Diyanet İşleri Başkanı Mehmet Görmez Hoca aradı ve “Kutlu Doğum”u hatırlattı. “Siyasi ortamın hareketliliği içinde yeterince Kutlu Doğum coşkusunun oluşturulamadığını” söyledi.
Bu hafta içinde ve ay sonuna kadar okullarda, farklı illerde hep Kutlu Doğumla ilgili programlarım vardı ama şu ana kadar yazı yazamamıştım. Siyaset, siyaset ve siyaset...
İyi ki uyardı Görmez Hoca.
Diyanet her sene Rasulullah Efendimizin izinden giderek hem ülkemiz hem İslam dünyası hem de tüm insanlık için hayati önem taşıyan bir konuyu gündeme getirmekteydi.
“Gündem”in belirlenmesi çok önemli bir kere. Çünkü kendi toplumunuzu, İslam toplumlarını ve insanlığı gözlüyorsunuz ve “Acil mesaj”ı tespit ediyorsunuz. “Kur'an'ın, Rasulullah'ın şu mesajı taşınmalı insanlığa” diyorsunuz. Aslında her Cuma minberlerde okunan hutbeler de böyle bir “mesaj kaygısı” ile belirlenmiş olmalıdır.
Bu sene “Güven toplumu” tema'sı seçilmiş; “Hazreti Peygamber ve Güven toplumu.”
Cuma günü Bodrum'a gideceğim, Cumartesi İzmir'de olacağım. Sonraki hafta Pendik'te ve Mersin'de konferanslarım olacak.
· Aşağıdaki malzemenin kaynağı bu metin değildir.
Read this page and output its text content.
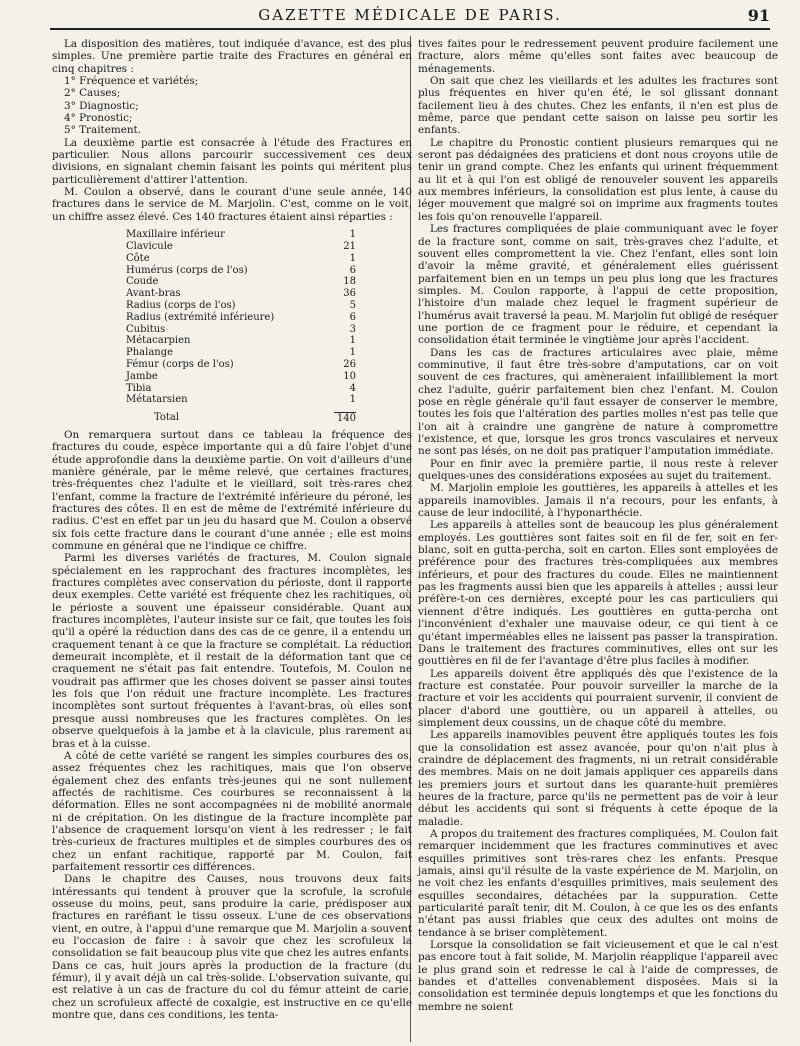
GAZETTE MÉDICALE DE PARIS.	91

La disposition des matières, tout indiquée d'avance, est des plus simples. Une première partie traite des Fractures en général en cinq chapitres :

1° Fréquence et variétés;
2° Causes;
3° Diagnostic;
4° Pronostic;
5° Traitement.

La deuxième partie est consacrée à l'étude des Fractures en particulier. Nous allons parcourir successivement ces deux divisions, en signalant chemin faisant les points qui méritent plus particulièrement d'attirer l'attention.

M. Coulon a observé, dans le courant d'une seule année, 140 fractures dans le service de M. Marjolin. C'est, comme on le voit, un chiffre assez élevé. Ces 140 fractures étaient ainsi réparties :

Maxillaire inférieur	1
Clavicule	21
Côte	1
Humérus (corps de l'os)	6
Coude	18
Avant-bras	36
Radius (corps de l'os)	5
Radius (extrémité inférieure)	6
Cubitus	3
Métacarpien	1
Phalange	1
Fémur (corps de l'os)	26
Jambe	10
Tibia	4
Métatarsien	1
Total	140

On remarquera surtout dans ce tableau la fréquence des fractures du coude, espèce importante qui a dû faire l'objet d'une étude approfondie dans la deuxième partie. On voit d'ailleurs d'une manière générale, par le même relevé, que certaines fractures, très-fréquentes chez l'adulte et le vieillard, soit très-rares chez l'enfant, comme la fracture de l'extrémité inférieure du péroné, les fractures des côtes. Il en est de même de l'extrémité inférieure du radius. C'est en effet par un jeu du hasard que M. Coulon a observé six fois cette fracture dans le courant d'une année ; elle est moins commune en général que ne l'indique ce chiffre.

Parmi les diverses variétés de fractures, M. Coulon signale spécialement en les rapprochant des fractures incomplètes, les fractures complètes avec conservation du périoste, dont il rapporte deux exemples. Cette variété est fréquente chez les rachitiques, où le périoste a souvent une épaisseur considérable. Quant aux fractures incomplètes, l'auteur insiste sur ce fait, que toutes les fois qu'il a opéré la réduction dans des cas de ce genre, il a entendu un craquement tenant à ce que la fracture se complétait. La réduction demeurait incomplète, et il restait de la déformation tant que ce craquement ne s'était pas fait entendre. Toutefois, M. Coulon ne voudrait pas affirmer que les choses doivent se passer ainsi toutes les fois que l'on réduit une fracture incomplète. Les fractures incomplètes sont surtout fréquentes à l'avant-bras, où elles sont presque aussi nombreuses que les fractures complètes. On les observe quelquefois à la jambe et à la clavicule, plus rarement au bras et à la cuisse.

A côté de cette variété se rangent les simples courbures des os, assez fréquentes chez les rachitiques, mais que l'on observe également chez des enfants très-jeunes qui ne sont nullement affectés de rachitisme. Ces courbures se reconnaissent à la déformation. Elles ne sont accompagnées ni de mobilité anormale ni de crépitation. On les distingue de la fracture incomplète par l'absence de craquement lorsqu'on vient à les redresser ; le fait très-curieux de fractures multiples et de simples courbures des os chez un enfant rachitique, rapporté par M. Coulon, fait parfaitement ressortir ces différences.

Dans le chapitre des Causes, nous trouvons deux faits intéressants qui tendent à prouver que la scrofule, la scrofule osseuse du moins, peut, sans produire la carie, prédisposer aux fractures en raréfiant le tissu osseux. L'une de ces observations vient, en outre, à l'appui d'une remarque que M. Marjolin a souvent eu l'occasion de faire : à savoir que chez les scrofuleux la consolidation se fait beaucoup plus vite que chez les autres enfants. Dans ce cas, huit jours après la production de la fracture (du fémur), il y avait déjà un cal très-solide. L'observation suivante, qui est relative à un cas de fracture du col du fémur atteint de carie, chez un scrofuleux affecté de coxalgie, est instructive en ce qu'elle montre que, dans ces conditions, les tenta-

tives faites pour le redressement peuvent produire facilement une fracture, alors même qu'elles sont faites avec beaucoup de ménagements.

On sait que chez les vieillards et les adultes les fractures sont plus fréquentes en hiver qu'en été, le sol glissant donnant facilement lieu à des chutes. Chez les enfants, il n'en est plus de même, parce que pendant cette saison on laisse peu sortir les enfants.

Le chapitre du Pronostic contient plusieurs remarques qui ne seront pas dédaignées des praticiens et dont nous croyons utile de tenir un grand compte. Chez les enfants qui urinent fréquemment au lit et à qui l'on est obligé de renouveler souvent les appareils aux membres inférieurs, la consolidation est plus lente, à cause du léger mouvement que malgré soi on imprime aux fragments toutes les fois qu'on renouvelle l'appareil.

Les fractures compliquées de plaie communiquant avec le foyer de la fracture sont, comme on sait, très-graves chez l'adulte, et souvent elles compromettent la vie. Chez l'enfant, elles sont loin d'avoir la même gravité, et généralement elles guérissent parfaitement bien en un temps un peu plus long que les fractures simples. M. Coulon rapporte, à l'appui de cette proposition, l'histoire d'un malade chez lequel le fragment supérieur de l'humérus avait traversé la peau. M. Marjolin fut obligé de reséquer une portion de ce fragment pour le réduire, et cependant la consolidation était terminée le vingtième jour après l'accident.

Dans les cas de fractures articulaires avec plaie, même comminutive, il faut être très-sobre d'amputations, car on voit souvent de ces fractures, qui amèneraient infailliblement la mort chez l'adulte, guérir parfaitement bien chez l'enfant. M. Coulon pose en règle générale qu'il faut essayer de conserver le membre, toutes les fois que l'altération des parties molles n'est pas telle que l'on ait à craindre une gangrène de nature à compromettre l'existence, et que, lorsque les gros troncs vasculaires et nerveux ne sont pas lésés, on ne doit pas pratiquer l'amputation immédiate.

Pour en finir avec la première partie, il nous reste à relever quelques-unes des considérations exposées au sujet du traitement.

M. Marjolin emploie les gouttières, les appareils à attelles et les appareils inamovibles. Jamais il n'a recours, pour les enfants, à cause de leur indocilité, à l'hyponarthécie.

Les appareils à attelles sont de beaucoup les plus généralement employés. Les gouttières sont faites soit en fil de fer, soit en fer-blanc, soit en gutta-percha, soit en carton. Elles sont employées de préférence pour des fractures très-compliquées aux membres inférieurs, et pour des fractures du coude. Elles ne maintiennent pas les fragments aussi bien que les appareils à attelles ; aussi leur préfère-t-on ces dernières, excepté pour les cas particuliers qui viennent d'être indiqués. Les gouttières en gutta-percha ont l'inconvénient d'exhaler une mauvaise odeur, ce qui tient à ce qu'étant imperméables elles ne laissent pas passer la transpiration. Dans le traitement des fractures comminutives, elles ont sur les gouttières en fil de fer l'avantage d'être plus faciles à modifier.

Les appareils doivent être appliqués dès que l'existence de la fracture est constatée. Pour pouvoir surveiller la marche de la fracture et voir les accidents qui pourraient survenir, il convient de placer d'abord une gouttière, ou un appareil à attelles, ou simplement deux coussins, un de chaque côté du membre.

Les appareils inamovibles peuvent être appliqués toutes les fois que la consolidation est assez avancée, pour qu'on n'ait plus à craindre de déplacement des fragments, ni un retrait considérable des membres. Mais on ne doit jamais appliquer ces appareils dans les premiers jours et surtout dans les quarante-huit premières heures de la fracture, parce qu'ils ne permettent pas de voir à leur début les accidents qui sont si fréquents à cette époque de la maladie.

A propos du traitement des fractures compliquées, M. Coulon fait remarquer incidemment que les fractures comminutives et avec esquilles primitives sont très-rares chez les enfants. Presque jamais, ainsi qu'il résulte de la vaste expérience de M. Marjolin, on ne voit chez les enfants d'esquilles primitives, mais seulement des esquilles secondaires, détachées par la suppuration. Cette particularité paraît tenir, dit M. Coulon, à ce que les os des enfants n'étant pas aussi friables que ceux des adultes ont moins de tendance à se briser complètement.

Lorsque la consolidation se fait vicieusement et que le cal n'est pas encore tout à fait solide, M. Marjolin réapplique l'appareil avec le plus grand soin et redresse le cal à l'aide de compresses, de bandes et d'attelles convenablement disposées. Mais si la consolidation est terminée depuis longtemps et que les fonctions du membre ne soient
Hep sevgili Peygamberimiz ve İslam'ımızın “İnsana çağrısı”nı konuşacağız.
İzmir'de “Emin İnsan, Emin Ülke” başlıklı bir sohbetim olacak.
Mersin'de yapacağım konuşmanın başlığı şöyle: “Ya İslam insanı, ya insan krizi.”
Pendik'te “Rasulullah'a Kardeş Olmak” başlığı ile Rasulullah sallallahü aleyhi ve sellemle buluşmaya çalışacağız.
Diyanet'in bu seneki “Güven Toplumu” tema'sı, İslam'ın inşa etmeyi amaçladığı ama bugün İslam dünyası dahil -belki en çok İslam dünyasında olmak üzere- güven sancısı yaşayan tüm insanlığın ilacı gibi.
Yani asli kişilik özelliğinden ikisi “Sıdk ve Emanet” olan bir insanlık mürebbisi gelecek ve yeniden insanın yüreğini “Emn” ile yoğuracak. “Emn” yani serapa güven. O, Allah Rasulü Hazreti Muhammed Mustafa'dan (sallallahü aleyhi ve sellemde) başkası değildir.
O kuşkusuz her insan gibi fanidir, ama Hazreti Ebubekir'in Rasulullah'ın vefat anında söylediği gibi “O'nun getirdiği değerler bakidir.”